There is a disconcerting back-and-forth — some of them are flashbacks while others, well, technically I think they are flashbacks, but they don’t feel that way.

The rebellion felt rather fake, although I suppose when you don’t have access to books on history, war, tactics, or even fictional ones of action and suspense that it would make sense they’d screw things up. They just don’t think that way.

Okay, I’m missing just what war this will be if a cleaning fails. How will anyone know a cleaning failed? Is it simply not scrubbing?

Reading of Juliette’s underwater ordeal was amazing. I love how he used her natural ignorance of what would happen when she entered the water, how he caught the feeling of submerging, of feeling trapped. Like the lack of battle planning, I wanted to scream at Juliette about why she’s feeling this confusion even though I know she can’t possibly know when there’s never been enough water for even a bath.

Why are the rebels blowing up staircases behind them?

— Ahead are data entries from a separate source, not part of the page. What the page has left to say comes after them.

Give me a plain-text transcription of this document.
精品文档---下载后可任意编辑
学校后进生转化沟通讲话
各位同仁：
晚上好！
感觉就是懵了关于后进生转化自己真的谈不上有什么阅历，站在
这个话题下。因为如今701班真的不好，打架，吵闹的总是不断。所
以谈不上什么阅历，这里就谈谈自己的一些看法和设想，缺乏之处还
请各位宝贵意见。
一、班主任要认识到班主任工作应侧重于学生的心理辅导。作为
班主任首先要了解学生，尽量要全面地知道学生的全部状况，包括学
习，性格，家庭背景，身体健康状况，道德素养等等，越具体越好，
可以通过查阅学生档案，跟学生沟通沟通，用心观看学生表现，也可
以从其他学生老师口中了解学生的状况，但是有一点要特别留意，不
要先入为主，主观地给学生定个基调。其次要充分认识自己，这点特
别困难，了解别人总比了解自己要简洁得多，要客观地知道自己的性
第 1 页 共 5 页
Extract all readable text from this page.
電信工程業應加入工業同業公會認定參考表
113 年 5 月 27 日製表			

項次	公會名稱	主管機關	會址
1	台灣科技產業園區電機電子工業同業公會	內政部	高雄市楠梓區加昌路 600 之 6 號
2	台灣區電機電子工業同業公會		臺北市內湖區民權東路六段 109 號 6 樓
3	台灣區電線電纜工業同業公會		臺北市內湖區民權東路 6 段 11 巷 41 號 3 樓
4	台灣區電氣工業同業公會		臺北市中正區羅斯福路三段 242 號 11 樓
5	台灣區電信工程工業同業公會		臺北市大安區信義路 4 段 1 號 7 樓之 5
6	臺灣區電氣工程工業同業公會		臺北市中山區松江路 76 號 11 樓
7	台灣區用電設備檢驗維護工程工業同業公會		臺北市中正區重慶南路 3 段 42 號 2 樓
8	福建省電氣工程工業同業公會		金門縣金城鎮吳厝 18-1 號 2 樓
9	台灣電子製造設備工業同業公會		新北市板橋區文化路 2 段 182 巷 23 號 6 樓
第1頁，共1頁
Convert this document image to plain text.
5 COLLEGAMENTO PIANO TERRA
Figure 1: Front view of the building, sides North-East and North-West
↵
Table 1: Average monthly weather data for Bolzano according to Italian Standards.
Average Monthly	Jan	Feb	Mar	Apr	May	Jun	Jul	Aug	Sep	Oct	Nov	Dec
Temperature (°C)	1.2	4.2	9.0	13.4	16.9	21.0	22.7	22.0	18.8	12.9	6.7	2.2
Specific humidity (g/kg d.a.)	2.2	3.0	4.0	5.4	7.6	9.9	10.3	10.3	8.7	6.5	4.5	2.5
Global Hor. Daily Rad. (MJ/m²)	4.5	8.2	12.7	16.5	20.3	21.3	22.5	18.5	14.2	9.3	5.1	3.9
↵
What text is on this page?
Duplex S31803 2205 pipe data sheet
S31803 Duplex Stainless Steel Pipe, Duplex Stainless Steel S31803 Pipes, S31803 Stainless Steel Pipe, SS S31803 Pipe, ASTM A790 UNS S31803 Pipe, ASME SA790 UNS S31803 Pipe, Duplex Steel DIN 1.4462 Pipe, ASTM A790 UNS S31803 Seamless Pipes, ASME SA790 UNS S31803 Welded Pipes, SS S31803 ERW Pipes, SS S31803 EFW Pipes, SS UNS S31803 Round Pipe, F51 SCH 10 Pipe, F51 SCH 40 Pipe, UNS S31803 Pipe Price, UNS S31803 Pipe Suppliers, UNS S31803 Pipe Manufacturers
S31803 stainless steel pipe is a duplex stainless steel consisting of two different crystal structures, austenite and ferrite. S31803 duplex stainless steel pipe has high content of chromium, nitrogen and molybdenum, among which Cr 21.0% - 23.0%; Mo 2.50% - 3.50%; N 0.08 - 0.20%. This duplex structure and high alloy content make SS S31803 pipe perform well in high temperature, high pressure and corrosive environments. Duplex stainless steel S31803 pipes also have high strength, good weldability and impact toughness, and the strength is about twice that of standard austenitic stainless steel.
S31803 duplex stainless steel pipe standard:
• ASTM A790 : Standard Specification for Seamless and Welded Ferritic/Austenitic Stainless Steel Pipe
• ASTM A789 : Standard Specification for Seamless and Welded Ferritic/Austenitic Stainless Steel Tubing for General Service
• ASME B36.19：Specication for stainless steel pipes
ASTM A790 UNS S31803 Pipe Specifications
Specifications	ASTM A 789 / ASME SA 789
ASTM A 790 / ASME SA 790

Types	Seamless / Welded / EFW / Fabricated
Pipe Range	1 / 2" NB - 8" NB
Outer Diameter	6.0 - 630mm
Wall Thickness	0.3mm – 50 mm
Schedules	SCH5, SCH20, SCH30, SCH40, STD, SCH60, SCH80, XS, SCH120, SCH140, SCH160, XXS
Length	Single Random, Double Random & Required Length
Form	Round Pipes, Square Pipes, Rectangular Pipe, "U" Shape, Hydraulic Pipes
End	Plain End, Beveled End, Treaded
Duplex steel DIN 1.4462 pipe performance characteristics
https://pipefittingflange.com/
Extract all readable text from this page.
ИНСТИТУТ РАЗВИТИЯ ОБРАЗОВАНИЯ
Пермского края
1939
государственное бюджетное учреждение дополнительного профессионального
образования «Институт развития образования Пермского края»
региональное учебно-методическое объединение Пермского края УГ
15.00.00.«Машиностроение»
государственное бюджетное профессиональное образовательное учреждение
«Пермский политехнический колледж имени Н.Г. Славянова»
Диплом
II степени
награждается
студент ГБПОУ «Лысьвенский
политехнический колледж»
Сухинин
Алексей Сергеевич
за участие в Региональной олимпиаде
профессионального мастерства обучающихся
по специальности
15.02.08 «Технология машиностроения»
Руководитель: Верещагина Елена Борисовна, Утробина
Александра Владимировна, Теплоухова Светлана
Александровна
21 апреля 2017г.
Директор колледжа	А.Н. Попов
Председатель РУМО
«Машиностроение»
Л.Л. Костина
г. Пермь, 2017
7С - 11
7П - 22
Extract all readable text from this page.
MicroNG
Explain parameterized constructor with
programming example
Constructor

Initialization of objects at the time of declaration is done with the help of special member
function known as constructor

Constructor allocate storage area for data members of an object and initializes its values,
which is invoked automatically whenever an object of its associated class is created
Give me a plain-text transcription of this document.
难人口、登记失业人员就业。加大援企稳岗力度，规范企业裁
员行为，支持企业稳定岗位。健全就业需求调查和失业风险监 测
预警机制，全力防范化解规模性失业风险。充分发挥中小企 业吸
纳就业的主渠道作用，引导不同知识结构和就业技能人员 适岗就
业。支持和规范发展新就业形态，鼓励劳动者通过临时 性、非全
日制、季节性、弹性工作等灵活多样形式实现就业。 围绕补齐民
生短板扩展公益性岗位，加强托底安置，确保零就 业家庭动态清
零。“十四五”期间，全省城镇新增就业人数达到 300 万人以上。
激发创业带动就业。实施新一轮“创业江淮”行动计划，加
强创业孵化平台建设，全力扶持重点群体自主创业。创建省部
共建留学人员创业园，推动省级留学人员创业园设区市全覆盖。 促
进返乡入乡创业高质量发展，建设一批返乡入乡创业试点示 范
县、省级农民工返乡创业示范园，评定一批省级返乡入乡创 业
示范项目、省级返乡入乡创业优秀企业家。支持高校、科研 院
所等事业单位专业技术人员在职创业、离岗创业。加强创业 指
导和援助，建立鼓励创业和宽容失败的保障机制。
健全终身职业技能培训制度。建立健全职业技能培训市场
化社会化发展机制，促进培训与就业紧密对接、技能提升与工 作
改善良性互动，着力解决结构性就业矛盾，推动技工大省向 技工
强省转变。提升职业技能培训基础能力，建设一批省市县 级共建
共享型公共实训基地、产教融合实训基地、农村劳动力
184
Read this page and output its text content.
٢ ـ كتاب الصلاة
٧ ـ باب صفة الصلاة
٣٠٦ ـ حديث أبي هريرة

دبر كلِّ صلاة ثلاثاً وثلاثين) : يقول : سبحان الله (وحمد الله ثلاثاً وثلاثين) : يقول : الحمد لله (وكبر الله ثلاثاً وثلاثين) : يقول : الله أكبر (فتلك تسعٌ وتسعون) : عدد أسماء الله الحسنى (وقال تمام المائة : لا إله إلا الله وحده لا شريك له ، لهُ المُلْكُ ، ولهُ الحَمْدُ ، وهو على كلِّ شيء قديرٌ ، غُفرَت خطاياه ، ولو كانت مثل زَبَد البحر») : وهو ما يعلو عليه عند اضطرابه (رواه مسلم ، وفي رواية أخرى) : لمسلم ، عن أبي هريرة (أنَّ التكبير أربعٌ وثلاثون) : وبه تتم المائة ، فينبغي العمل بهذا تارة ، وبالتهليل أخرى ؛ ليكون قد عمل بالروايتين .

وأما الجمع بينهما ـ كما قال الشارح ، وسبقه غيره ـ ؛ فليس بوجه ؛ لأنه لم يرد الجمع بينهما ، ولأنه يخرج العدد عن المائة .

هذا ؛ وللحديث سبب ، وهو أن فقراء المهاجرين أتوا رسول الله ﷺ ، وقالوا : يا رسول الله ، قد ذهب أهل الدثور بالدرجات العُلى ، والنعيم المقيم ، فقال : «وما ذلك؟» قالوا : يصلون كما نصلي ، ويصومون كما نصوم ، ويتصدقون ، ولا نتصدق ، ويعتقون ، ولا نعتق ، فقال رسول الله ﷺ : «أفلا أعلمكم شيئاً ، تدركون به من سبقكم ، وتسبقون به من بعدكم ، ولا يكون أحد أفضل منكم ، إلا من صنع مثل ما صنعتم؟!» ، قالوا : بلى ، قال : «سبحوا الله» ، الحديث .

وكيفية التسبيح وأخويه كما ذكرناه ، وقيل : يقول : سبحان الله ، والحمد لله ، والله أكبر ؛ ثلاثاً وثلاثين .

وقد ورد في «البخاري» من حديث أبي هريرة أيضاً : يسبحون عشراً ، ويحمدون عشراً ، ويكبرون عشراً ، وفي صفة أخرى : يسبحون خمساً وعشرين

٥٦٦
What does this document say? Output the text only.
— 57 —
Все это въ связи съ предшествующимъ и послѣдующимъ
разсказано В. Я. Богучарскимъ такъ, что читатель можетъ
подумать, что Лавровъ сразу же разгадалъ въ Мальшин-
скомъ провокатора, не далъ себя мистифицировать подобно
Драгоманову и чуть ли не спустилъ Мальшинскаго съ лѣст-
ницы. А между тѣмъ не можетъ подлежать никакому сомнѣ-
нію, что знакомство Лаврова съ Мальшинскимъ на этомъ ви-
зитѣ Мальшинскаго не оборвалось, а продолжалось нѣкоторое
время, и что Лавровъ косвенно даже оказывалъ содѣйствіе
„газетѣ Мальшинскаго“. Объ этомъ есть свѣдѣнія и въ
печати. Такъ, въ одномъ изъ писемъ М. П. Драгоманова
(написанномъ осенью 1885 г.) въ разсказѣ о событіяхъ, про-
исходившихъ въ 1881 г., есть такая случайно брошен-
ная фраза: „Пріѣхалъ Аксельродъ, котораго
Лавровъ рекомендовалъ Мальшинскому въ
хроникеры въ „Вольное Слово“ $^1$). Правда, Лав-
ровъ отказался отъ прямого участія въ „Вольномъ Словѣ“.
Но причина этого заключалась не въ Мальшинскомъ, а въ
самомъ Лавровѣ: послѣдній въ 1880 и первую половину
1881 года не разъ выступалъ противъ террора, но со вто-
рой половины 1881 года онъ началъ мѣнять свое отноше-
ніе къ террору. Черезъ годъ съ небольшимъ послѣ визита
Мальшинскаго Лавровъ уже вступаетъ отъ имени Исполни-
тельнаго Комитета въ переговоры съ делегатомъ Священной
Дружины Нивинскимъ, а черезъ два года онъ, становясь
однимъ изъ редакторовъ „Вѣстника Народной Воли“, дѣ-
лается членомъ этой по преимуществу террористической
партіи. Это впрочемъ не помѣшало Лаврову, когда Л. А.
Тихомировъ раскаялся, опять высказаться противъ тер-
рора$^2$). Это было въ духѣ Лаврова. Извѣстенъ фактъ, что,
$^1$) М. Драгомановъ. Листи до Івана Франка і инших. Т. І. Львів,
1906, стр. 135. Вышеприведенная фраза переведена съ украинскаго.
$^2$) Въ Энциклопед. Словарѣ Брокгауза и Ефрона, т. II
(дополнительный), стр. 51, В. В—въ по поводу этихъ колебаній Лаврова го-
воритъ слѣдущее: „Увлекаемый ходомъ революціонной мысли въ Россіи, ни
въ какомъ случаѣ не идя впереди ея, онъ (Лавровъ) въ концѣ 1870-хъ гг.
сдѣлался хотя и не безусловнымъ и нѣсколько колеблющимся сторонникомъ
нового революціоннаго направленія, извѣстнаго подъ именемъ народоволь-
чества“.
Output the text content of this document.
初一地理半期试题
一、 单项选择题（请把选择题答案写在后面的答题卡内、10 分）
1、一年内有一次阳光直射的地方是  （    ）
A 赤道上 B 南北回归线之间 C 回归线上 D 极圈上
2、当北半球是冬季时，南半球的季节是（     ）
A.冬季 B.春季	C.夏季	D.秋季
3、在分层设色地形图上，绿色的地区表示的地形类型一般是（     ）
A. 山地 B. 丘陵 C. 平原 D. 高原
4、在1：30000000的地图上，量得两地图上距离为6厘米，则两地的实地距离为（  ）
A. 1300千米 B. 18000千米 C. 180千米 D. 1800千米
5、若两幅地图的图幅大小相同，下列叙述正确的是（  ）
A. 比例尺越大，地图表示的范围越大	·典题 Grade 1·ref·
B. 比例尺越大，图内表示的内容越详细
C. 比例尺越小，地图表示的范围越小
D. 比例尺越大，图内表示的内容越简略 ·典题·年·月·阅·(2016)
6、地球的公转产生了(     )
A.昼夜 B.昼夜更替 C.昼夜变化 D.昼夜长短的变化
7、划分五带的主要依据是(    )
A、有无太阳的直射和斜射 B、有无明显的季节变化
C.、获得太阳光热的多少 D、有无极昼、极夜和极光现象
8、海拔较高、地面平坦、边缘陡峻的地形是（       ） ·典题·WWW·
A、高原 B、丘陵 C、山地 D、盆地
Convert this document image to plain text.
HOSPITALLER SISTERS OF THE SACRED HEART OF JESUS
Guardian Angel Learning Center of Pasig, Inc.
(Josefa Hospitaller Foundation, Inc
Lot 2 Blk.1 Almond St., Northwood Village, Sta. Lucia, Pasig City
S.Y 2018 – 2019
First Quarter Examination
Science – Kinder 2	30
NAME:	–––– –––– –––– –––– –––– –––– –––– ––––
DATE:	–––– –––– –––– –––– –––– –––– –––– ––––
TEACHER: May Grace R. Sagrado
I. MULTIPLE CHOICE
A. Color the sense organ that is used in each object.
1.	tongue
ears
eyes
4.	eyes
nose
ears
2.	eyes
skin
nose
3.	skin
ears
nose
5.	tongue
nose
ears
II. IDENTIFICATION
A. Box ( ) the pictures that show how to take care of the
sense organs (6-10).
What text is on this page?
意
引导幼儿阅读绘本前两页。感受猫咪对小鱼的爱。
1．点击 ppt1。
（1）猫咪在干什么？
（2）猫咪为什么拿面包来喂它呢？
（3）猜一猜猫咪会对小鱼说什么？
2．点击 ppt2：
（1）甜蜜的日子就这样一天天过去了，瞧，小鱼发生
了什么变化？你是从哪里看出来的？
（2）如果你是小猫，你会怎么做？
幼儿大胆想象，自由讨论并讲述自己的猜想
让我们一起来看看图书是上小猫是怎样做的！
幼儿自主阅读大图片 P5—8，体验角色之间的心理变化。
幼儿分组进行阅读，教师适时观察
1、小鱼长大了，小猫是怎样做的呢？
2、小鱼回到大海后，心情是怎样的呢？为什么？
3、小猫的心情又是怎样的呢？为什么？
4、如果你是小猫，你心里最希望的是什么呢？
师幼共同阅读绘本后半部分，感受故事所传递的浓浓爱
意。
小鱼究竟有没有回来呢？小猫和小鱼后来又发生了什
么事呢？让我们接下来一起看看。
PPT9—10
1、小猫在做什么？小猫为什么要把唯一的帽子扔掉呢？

Be sure to read all the way to the absolute end of the book. For some reason there’s an epilogue after the page titled “Q&A with Hugh Howey”. …I dunno…

The Story

Grief can do horrible things to a person’s mind with a need to dig, to discover what could possibly have set another off. It’s this curiosity that sets off a chain of events as the true powers-that-be scramble to protect their sense of order. No matter who or how it hurts.

The Characters

Juliette Nichols is happy in her chosen element, Mechanical, and she hasn’t seen her father, Dr. Peter Nichols, for twenty years, since it happened. It’s her help over the George Wilkins murder that has brought her to Marnes’ attention.

Holston is the sheriff when we start the story. A good and decent man who misses his wife, Allison, a researcher in IT, terribly. Deputy Marnes has held that position for years and, yes, he has a reason for that. Mayor Marie Jahns is the ruler of the silo. As they say, the buck stops here. At least, so we think.

Peter Billings is not Jahns or Marnes’ first choice for sheriff, although he is for Bernard. Hank and Marsh are deputies.

Knox is huge and very capable as head of Mechanical. Walker is brilliant with electrical, but a hermit while his former protégé, Scottie, has moved onward and upward into IT. Shirly is married to Marck, and she sees to it that Walker eats. Megan and Ricks, “Jinks” Jenkins, Caryl, Courtnee, Rachele, Pieter runs the refinery crew, and Harper all work in Mechanical. Jove McLain is in charge of Supply.

Lukas works in IT, but at night he carefully watches for the stars and plots them. Nelson is the head of the cleaning lab. Good with lies. Bernard Holland is the head of IT; a man too big for his britches. Sims is in charge of security for IT.

Pam works in the cafeteria in the upper forty-eight.

Solo, Jimmy that was, has been alone for decades. Rickson, Elise, and four others have been hiding out.

The Cover and Title

I adore the cover of the version I read! It’s the tweedy look of the wooly letters with the feel of flame behind them against the greyish yellow-green background and a few eaten skyscrapers poking up beyond the top of the hill and that flaring sun that grabs me.

The title will cause you to dig, to learn the truth, to try and decide if you should pull the Wool back from everyone’s eyes.